PRESIDENTE DA CÂMARA MUNICIPAL DE VILA FRANCA DE XIRA DEFENDE A CULTURA TAUROMÁQUICA E A REDUÇÃO DO IVA APLICÁVEL AOS ESPETÁCULOS TAUROMÁQUICOS

13.11.18 | António Lúcio / Barreira de Sombra

O Presidente da Câmara Municipal de Vila Franca de Xira, Alberto Mesquita, apresentou na Reunião de Câmara realizada no dia 07 de novembro uma declaração política em que afirmou a sua discordância relativamente às declarações da Senhora Ministra da Cultura, no âmbito do debate parlamentar, na generalidade, da proposta de Lei do Orçamento de Estado para 2019, relativamente à proposta de não descida do IVA nos espetáculos tauromáquicos, de 13% para 6%. Esta declaração reforça localmente a posição conjunta assumida nesta mesma data pela estrutura diretiva da Secção de Municípios com Atividade Taurina (SMAT), composta pelas Câmaras Municipais de Angra do Heroísmo, Coruche, Moita, Santarém e Vila Franca de Xira, através do comunicado que se apresenta em anexo.

A declaração integral proferida pelo Sr. Presidente da Câmara Municipal de Vila Franca de Xira, Alberto Mesquita, foi a seguinte:

Senhoras Vereadoras,

Senhores Vereadores,

Têm nas vossas pastas o comunicado dos Municípios com Atividade Taurina a propósito das recentes declarações da Senhora Ministra da Cultura, no âmbito do debate parlamentar, na generalidade, da proposta de Lei do Orçamento do Estado para 2019, em que referiu que a não descida do IVA nos espetáculos tauromáquicos, de 13% para 6%, não é uma questão de gosto, sendo uma questão de civilização.

Naturalmente que não estamos de acordo com esta posição, a qual lamentamos.  

Numa sociedade livre, democrática, aberta, plural e tolerante como a nossa, e no domínio da Cultura, respeita-se a crítica, a diversidade, a singularidade; e defende-se a opção, a escolha e a alternativa, sublinhando-se que a Tauromaquia faz parte da Cultura e da Identidade do País e do Concelho.

A visão que temos da Cultura é uma visão do todo, uma visão integrada, sem preconceitos nem exclusões.

O Município apoia a Tauromaquia, como marca identitária e cultural do Concelho.

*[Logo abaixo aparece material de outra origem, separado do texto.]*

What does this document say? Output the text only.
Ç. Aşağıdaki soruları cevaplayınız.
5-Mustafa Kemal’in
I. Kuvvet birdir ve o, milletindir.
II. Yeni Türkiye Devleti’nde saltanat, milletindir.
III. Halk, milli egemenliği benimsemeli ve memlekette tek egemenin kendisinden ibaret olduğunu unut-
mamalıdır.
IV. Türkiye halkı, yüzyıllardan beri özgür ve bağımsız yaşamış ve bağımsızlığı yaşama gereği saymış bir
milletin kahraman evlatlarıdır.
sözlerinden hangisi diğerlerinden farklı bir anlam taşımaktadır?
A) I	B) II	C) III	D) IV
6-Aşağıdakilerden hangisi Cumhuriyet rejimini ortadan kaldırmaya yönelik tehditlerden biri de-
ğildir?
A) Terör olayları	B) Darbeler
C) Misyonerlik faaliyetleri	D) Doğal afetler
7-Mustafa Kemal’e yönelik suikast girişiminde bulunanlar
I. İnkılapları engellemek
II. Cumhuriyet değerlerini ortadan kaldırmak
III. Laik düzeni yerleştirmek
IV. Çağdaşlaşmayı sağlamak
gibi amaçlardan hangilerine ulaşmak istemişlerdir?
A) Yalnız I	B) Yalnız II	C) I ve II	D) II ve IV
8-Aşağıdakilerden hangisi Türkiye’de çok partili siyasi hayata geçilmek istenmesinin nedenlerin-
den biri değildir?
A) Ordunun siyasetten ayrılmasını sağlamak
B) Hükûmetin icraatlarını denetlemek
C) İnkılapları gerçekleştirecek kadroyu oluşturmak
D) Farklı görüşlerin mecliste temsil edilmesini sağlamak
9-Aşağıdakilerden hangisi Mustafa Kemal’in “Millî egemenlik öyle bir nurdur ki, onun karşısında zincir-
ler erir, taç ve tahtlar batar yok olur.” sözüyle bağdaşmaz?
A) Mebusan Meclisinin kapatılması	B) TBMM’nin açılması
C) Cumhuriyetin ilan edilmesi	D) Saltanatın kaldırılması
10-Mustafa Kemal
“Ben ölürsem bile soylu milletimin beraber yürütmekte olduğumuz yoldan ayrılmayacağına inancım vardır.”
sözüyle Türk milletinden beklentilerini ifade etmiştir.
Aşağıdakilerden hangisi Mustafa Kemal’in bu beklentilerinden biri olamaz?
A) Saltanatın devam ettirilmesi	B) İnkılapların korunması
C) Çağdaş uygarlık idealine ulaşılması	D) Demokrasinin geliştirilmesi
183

O campo, a Lezíria, a criação de toiros de lide e a Festa Brava são elementos fundamentais da História, da Memória e da Cultura do Concelho, que merecem a devida preservação e valorização.

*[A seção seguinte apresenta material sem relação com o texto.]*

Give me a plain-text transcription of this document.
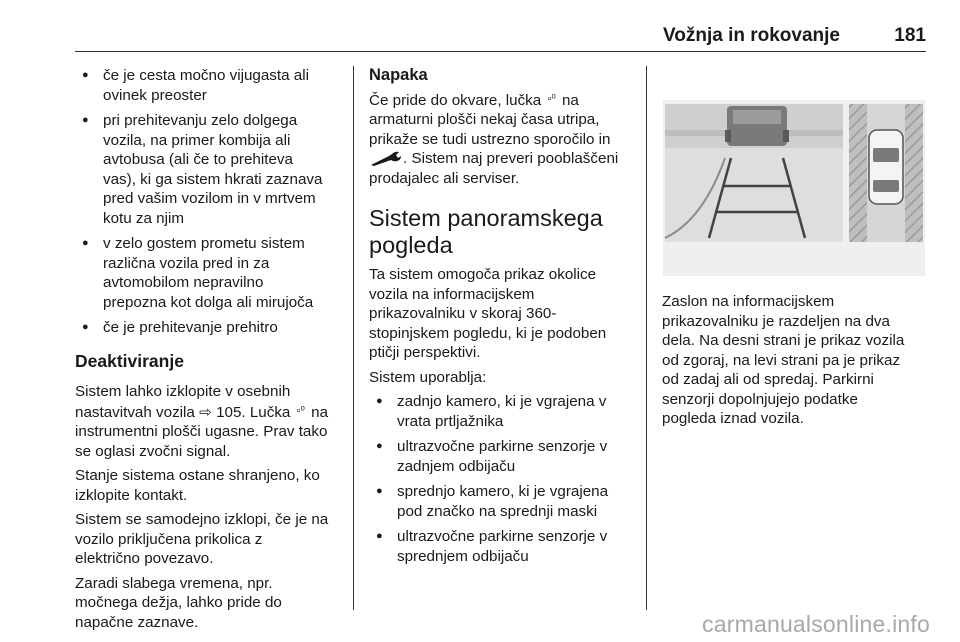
Vožnja in rokovanje	181
● če je cesta močno vijugasta ali
ovinek preoster
● pri prehitevanju zelo dolgega
vozila, na primer kombija ali
avtobusa (ali če to prehiteva
vas), ki ga sistem hkrati zaznava
pred vašim vozilom in v mrtvem
kotu za njim
● v zelo gostem prometu sistem
različna vozila pred in za
avtomobilom nepravilno
prepozna kot dolga ali mirujoča
● če je prehitevanje prehitro
Deaktiviranje

Sistem lahko izklopite v osebnih
nastavitvah vozila ⇨ 105. Lučka ▫⁰ na
instrumentni plošči ugasne. Prav tako
se oglasi zvočni signal.

Stanje sistema ostane shranjeno, ko
izklopite kontakt.

Sistem se samodejno izklopi, če je na
vozilo priključena prikolica z
električno povezavo.

Zaradi slabega vremena, npr.
močnega dežja, lahko pride do
napačne zaznave.

Napaka

Če pride do okvare, lučka ▫⁰ na
armaturni plošči nekaj časa utripa,
prikaže se tudi ustrezno sporočilo in
. Sistem naj preveri pooblaščeni
prodajalec ali serviser.

Sistem panoramskega
pogleda

Ta sistem omogoča prikaz okolice
vozila na informacijskem
prikazovalniku v skoraj 360-
stopinjskem pogledu, ki je podoben
ptičji perspektivi.

Sistem uporablja:

● zadnjo kamero, ki je vgrajena v
vrata prtljažnika
● ultrazvočne parkirne senzorje v
zadnjem odbijaču
● sprednjo kamero, ki je vgrajena
pod značko na sprednji maski
● ultrazvočne parkirne senzorje v
sprednjem odbijaču

Zaslon na informacijskem
prikazovalniku je razdeljen na dva
dela. Na desni strani je prikaz vozila
od zgoraj, na levi strani pa je prikaz
od zadaj ali od spredaj. Parkirni
senzorji dopolnjujejo podatke
pogleda iznad vozila.

carmanualsonline.info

A Constituição preconiza a liberdade cultural e a Lei refere expressamente que a tauromaquia é, nas suas diversas manifestações, parte integrante do património da cultura portuguesa”.

Neste contexto, discordamos frontalmente do que foi mencionado pela Senhora Ministra, que lastimamos, e esperamos que, em sede de especialidade, a proposta de Lei do Orçamento do Estado seja modificada no sentido da redução do IVA aplicável aos espetáculos tauromáquicos, em linha com os demais espetáculos abrangidos pela redução e sem qualquer discriminação.